State of Ohio

Capital city Columbus
Biggest city Columbus
Surface 116,096 km²
Population 11,780,000
Length of highway network 3,630 km
First highway 1954
Abbreviation OH

Ohio is a state in the United States. The state is generally considered the easternmost of the Midwest and has a population of 11.7 million (2021). The capital is the city of Columbus. The state has an area of 116,096 square kilometers and is therefore three times the size of the Netherlands.

City Population
Columbus 907,000
Cleveland 368,000
Cincinnati 309,000
Toledo 269,000
Akron 189,000
Dayton 138,000


Ohio belongs to the Midwest and is its easternmost state. It is located on Lake Erie, which forms the border with Canada ( Ontario ). The state further borders Pennsylvania, West Virginia, Kentucky, Indiana, and Michigan. The state measures a maximum of 360 kilometers from west to east and 360 kilometers from north to south. The Ohio River, after which the state is named, forms the southern border of the state. Other rivers are small, only the Scioto River and Maumee River are slightly larger rivers.

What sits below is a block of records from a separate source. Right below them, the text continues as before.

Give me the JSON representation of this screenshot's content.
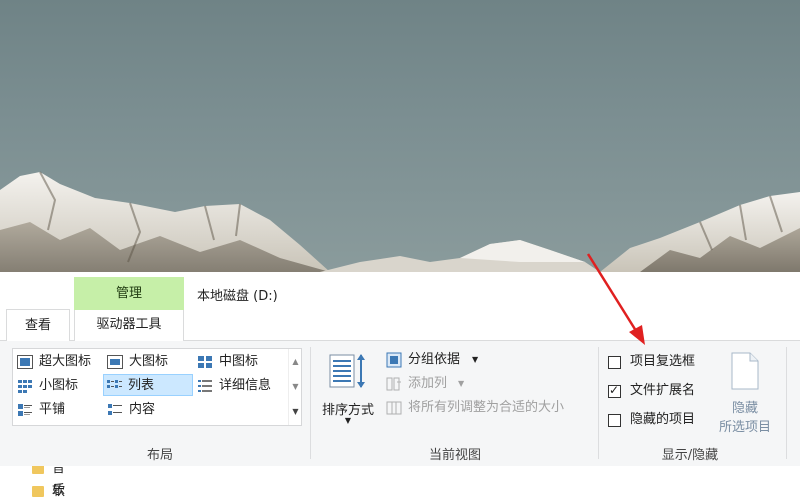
{
  "tabs": {
    "view": "查看",
    "context_group": "管理",
    "drive_tools": "驱动器工具"
  },
  "window_title": "本地磁盘 (D:)",
  "ribbon": {
    "layout": {
      "group_label": "布局",
      "items": [
        {
          "label": "超大图标",
          "icon": "extra-large-icons-icon"
        },
        {
          "label": "大图标",
          "icon": "large-icons-icon"
        },
        {
          "label": "中图标",
          "icon": "medium-icons-icon"
        },
        {
          "label": "小图标",
          "icon": "small-icons-icon"
        },
        {
          "label": "列表",
          "icon": "list-view-icon",
          "selected": true
        },
        {
          "label": "详细信息",
          "icon": "details-view-icon"
        },
        {
          "label": "平铺",
          "icon": "tiles-view-icon"
        },
        {
          "label": "内容",
          "icon": "content-view-icon"
        }
      ]
    },
    "current_view": {
      "group_label": "当前视图",
      "sort_by": "排序方式",
      "group_by": "分组依据",
      "add_columns": "添加列",
      "size_all_columns": "将所有列调整为合适的大小"
    },
    "show_hide": {
      "group_label": "显示/隐藏",
      "item_check_boxes": {
        "label": "项目复选框",
        "checked": false
      },
      "file_name_extensions": {
        "label": "文件扩展名",
        "checked": true
      },
      "hidden_items": {
        "label": "隐藏的项目",
        "checked": false
      },
      "hide_selected_line1": "隐藏",
      "hide_selected_line2": "所选项目"
    }
  },
  "nav_pane": {
    "items": [
      "音乐",
      "软件"
    ]
  },
  "colors": {
    "context_tab": "#c6efa8",
    "selection": "#cce8ff",
    "annotation_arrow": "#e02020"
  }
}
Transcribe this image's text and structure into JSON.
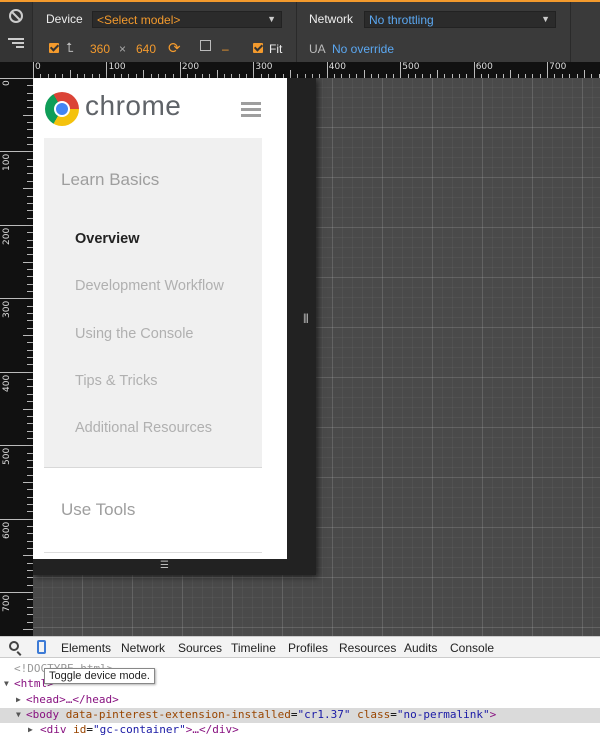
{
  "toolbar": {
    "device_label": "Device",
    "model_select": "<Select model>",
    "network_label": "Network",
    "network_select": "No throttling",
    "width": "360",
    "times": "×",
    "height": "640",
    "scale_value": "–",
    "fit_label": "Fit",
    "ua_label": "UA",
    "ua_value": "No override",
    "accent_color": "#f39a2d",
    "link_color": "#5ba8f2"
  },
  "ruler": {
    "top": [
      "0",
      "100",
      "200",
      "300",
      "400",
      "500",
      "600",
      "700"
    ],
    "left": [
      "0",
      "100",
      "200",
      "300",
      "400",
      "500",
      "600",
      "700"
    ]
  },
  "page": {
    "brand": "chrome",
    "nav_heading": "Learn Basics",
    "nav_items": [
      {
        "label": "Overview",
        "active": true
      },
      {
        "label": "Development Workflow",
        "active": false
      },
      {
        "label": "Using the Console",
        "active": false
      },
      {
        "label": "Tips & Tricks",
        "active": false
      },
      {
        "label": "Additional Resources",
        "active": false
      }
    ],
    "tools_heading": "Use Tools"
  },
  "devtools": {
    "tabs": [
      "Elements",
      "Network",
      "Sources",
      "Timeline",
      "Profiles",
      "Resources",
      "Audits",
      "Console"
    ],
    "tooltip": "Toggle device mode.",
    "dom": {
      "doctype": "<!DOCTYPE html>",
      "html_open": "<html>",
      "head": "<head>…</head>",
      "body_tag": "<body",
      "body_attr1_name": "data-pinterest-extension-installed",
      "body_attr1_value": "\"cr1.37\"",
      "body_attr2_name": "class",
      "body_attr2_value": "\"no-permalink\"",
      "body_close": ">",
      "div_tag": "<div",
      "div_attr_name": "id",
      "div_attr_value": "\"gc-container\"",
      "div_rest": ">…</div>"
    }
  }
}
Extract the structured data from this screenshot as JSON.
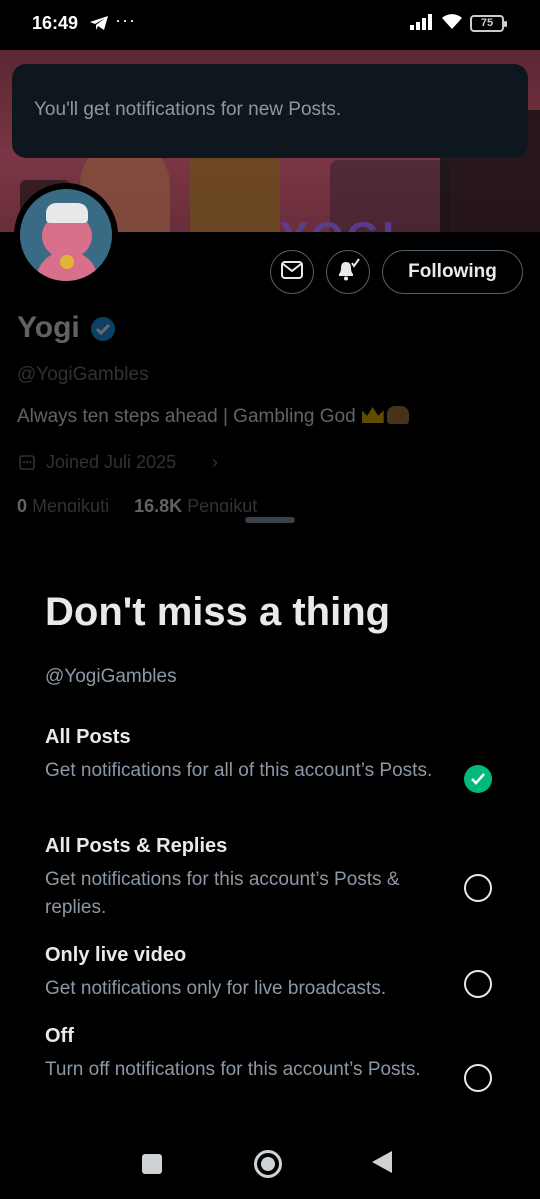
{
  "status_bar": {
    "time": "16:49",
    "menu_dots": "···",
    "battery": "75"
  },
  "toast": {
    "text": "You'll get notifications for new Posts."
  },
  "banner": {
    "word": "YOGI"
  },
  "profile": {
    "name": "Yogi",
    "handle": "@YogiGambles",
    "bio": "Always ten steps ahead | Gambling God",
    "joined": "Joined Juli 2025",
    "following_count": "0",
    "following_label": "Mengikuti",
    "followers_count": "16,8K",
    "followers_label": "Pengikut"
  },
  "actions": {
    "following_label": "Following"
  },
  "sheet": {
    "title": "Don't miss a thing",
    "handle": "@YogiGambles",
    "options": [
      {
        "title": "All Posts",
        "description": "Get notifications for all of this account’s Posts.",
        "selected": true
      },
      {
        "title": "All Posts & Replies",
        "description": "Get notifications for this account’s Posts & replies.",
        "selected": false
      },
      {
        "title": "Only live video",
        "description": "Get notifications only for live broadcasts.",
        "selected": false
      },
      {
        "title": "Off",
        "description": "Turn off notifications for this account’s Posts.",
        "selected": false
      }
    ]
  },
  "colors": {
    "accent_green": "#00ba7c",
    "verified_blue": "#1d9bf0",
    "background": "#000000"
  },
  "icons": {
    "status": [
      "telegram-icon",
      "signal-icon",
      "wifi-icon",
      "battery-icon"
    ],
    "actions": [
      "message-icon",
      "bell-icon"
    ],
    "nav": [
      "recents-icon",
      "home-icon",
      "back-icon"
    ]
  }
}
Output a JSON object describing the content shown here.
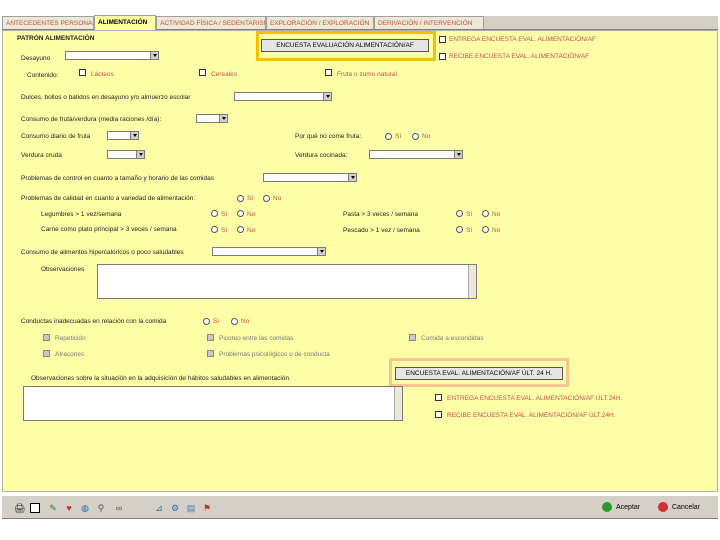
{
  "tabs": [
    "ANTECEDENTES PERSONALES",
    "ALIMENTACIÓN",
    "ACTIVIDAD FÍSICA / SEDENTARISMO",
    "EXPLORACIÓN / EXPLORACIÓN",
    "DERIVACIÓN / INTERVENCIÓN"
  ],
  "sections": {
    "patron": "PATRÓN ALIMENTACIÓN",
    "desayuno": "Desayuno",
    "contenido": "Contenido:",
    "lacteos": "Lácteos",
    "cereales": "Cereales",
    "fruta": "Fruta o zumo natural",
    "dulces": "Dulces, bollos o batidos en desayuno y/o almuerzo escolar",
    "consumo_fruta": "Consumo de fruta/verdura (media raciones /día):",
    "diario_fruta": "Consumo diario de fruta",
    "verdura_cruda": "Verdura cruda",
    "porque_fruta": "Por qué no come fruta:",
    "verdura_cocinada": "Verdura cocinada:",
    "problemas_control": "Problemas de control en cuanto a tamaño y horario de las comidas",
    "problemas_calidad": "Problemas de calidad en cuanto a variedad de alimentación:",
    "legumbres": "Legumbres > 1 vez/semana",
    "carne": "Carne como plato principal > 3 veces / semana",
    "pasta": "Pasta > 3 veces / semana",
    "pescado": "Pescado > 1 vez / semana",
    "hipercaloricos": "Consumo de alimentos hipercalóricos o poco saludables",
    "observaciones": "Observaciones",
    "conductas": "Conductas inadecuadas en relación con la comida",
    "repeticion": "Repetición",
    "picoteo": "Picoteo entre las comidas",
    "comida_escondidas": "Comida a escondidas",
    "atracones": "Atracones",
    "problemas_psico": "Problemas psicológicos o de conducta",
    "obs_situacion": "Observaciones sobre la situación en la adquisición de hábitos saludables en alimentación"
  },
  "options": {
    "si": "Sí",
    "no": "No"
  },
  "buttons": {
    "encuesta": "ENCUESTA EVALUACIÓN ALIMENTACIÓN/AF",
    "encuesta24": "ENCUESTA EVAL. ALIMENTACIÓN/AF ÚLT. 24 H.",
    "aceptar": "Aceptar",
    "cancelar": "Cancelar"
  },
  "side_checks": {
    "entrega": "ENTREGA ENCUESTA EVAL. ALIMENTACIÓN/AF",
    "recibe": "RECIBE ENCUESTA EVAL. ALIMENTACIÓN/AF",
    "entrega24": "ENTREGA ENCUESTA EVAL. ALIMENTACIÓN/AF ÚLT.24H.",
    "recibe24": "RECIBE ENCUESTA EVAL. ALIMENTACIÓN/AF ÚLT.24H."
  },
  "colors": {
    "panel": "#ffffa8",
    "red_text": "#c0504d",
    "highlight_yellow": "#f2c200",
    "highlight_orange": "#f4c690"
  }
}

The state is flat with prairies in the west and center, flat with more forest in the east, and hilly and forested in the southeast. The landscape is therefore diverse, although Ohio has no really high mountains, the 472-meter high Campbell Hill is the highest point in the state. Lake Erie is so large that it is practically a shoreline.

Ohio has a humid continental climate with cold winters and warm summers. The south is somewhat warmer than the north. The average maximum temperature in Columbus is 3°C in winter and 29°C in summer. The state is prone to what’s called “lake-effect snow,” when air currents over Lake Erie produce large amounts of snow in the northeast of the state. In addition, tornadoes occasionally occur, but less than in more western states.


Census Population Position
1800 45,000 X
1810 231,000 #13
1820 581,000 #5
1830 938,000 #4
1840 1,519,000 #3
1850 1,980,000 #3
1860 2,340,000 #3
1870 2,665,000 #3
1880 3,198,000 #3
1890 3,672,000 #3
1900 4,158,000 #4
1910 4,767,000 #4
1920 5,759,000 #4
1930 6,647,000 #4
1940 6,908,000 #4
1950 7,947,000 #5
1960 9,739,000 #5
1970 10,652,000 #6
1980 10,798,000 #6
1990 10,847,000 #7
2000 11,353,000 #7
2010 11,537,000 #7
2020 11,693,000 #7

Ohio has a demographic close to the US average. The state has a relatively large number of major cities, and three metropolitan regions, Cincinnati, Cleveland, and Columbus are about the same size. Cincinnati is often credited as the first truly American city, it was the first major city to be developed inland, with less European influence. Ohio grew very rapidly in the first half of the 19th century, from 45,000 inhabitants in 1800 to 2 million inhabitants in 1850. Population of Ohio has grown steadily since then, with no extreme spikes, although growth has leveled off since the 1970s. In the 1960s, Ohio crossed the 10 million mark. The flattening of growth thereafter prevented Ohio from becoming a truly dominant state.


Ohio has a very diverse economy and is often seen as reflecting the US average. Almost all sectors are strongly represented. Geographically, the state is largely made up of agricultural areas, but has a number of strong urban economies. The city of Cleveland is one of the larger ‘Rust Belt’ cities, but with cities further south it is doing much better economically. No sector in Ohio dominates, making the state less affected by economic fluctuations than states that rely heavily on one sector. Ohio scores around the US average on many indicators.


In the 18th century, Ohio was the scene of struggle between the French and the British. In 1763, France ceded control to the British through the Treaty of Paris. In 1787, the Northwest Territory was organized. This included the entire Great Lakes region east of the Mississippi River, north of the Ohio River, and up to the border with Canada. Ohio became the 17th state of the United States in 1803. At the time, the area was still sparsely populated, but that would not remain so for long, cities were founded all over Ohio that quickly grew into industrial centers. Ohio’s location between the older cities to the east and fast-growing Chicago in the west caused rapid population growth. In a short time, almost all the land was cultivated. After World War II, the importance of heavy industry declined, which mainly affected northern Ohio, with Cleveland and Youngstown in particular entering a long period of contraction. This was the case to a lesser extent in Cincinnati, and Columbus has come through deindustrialization best.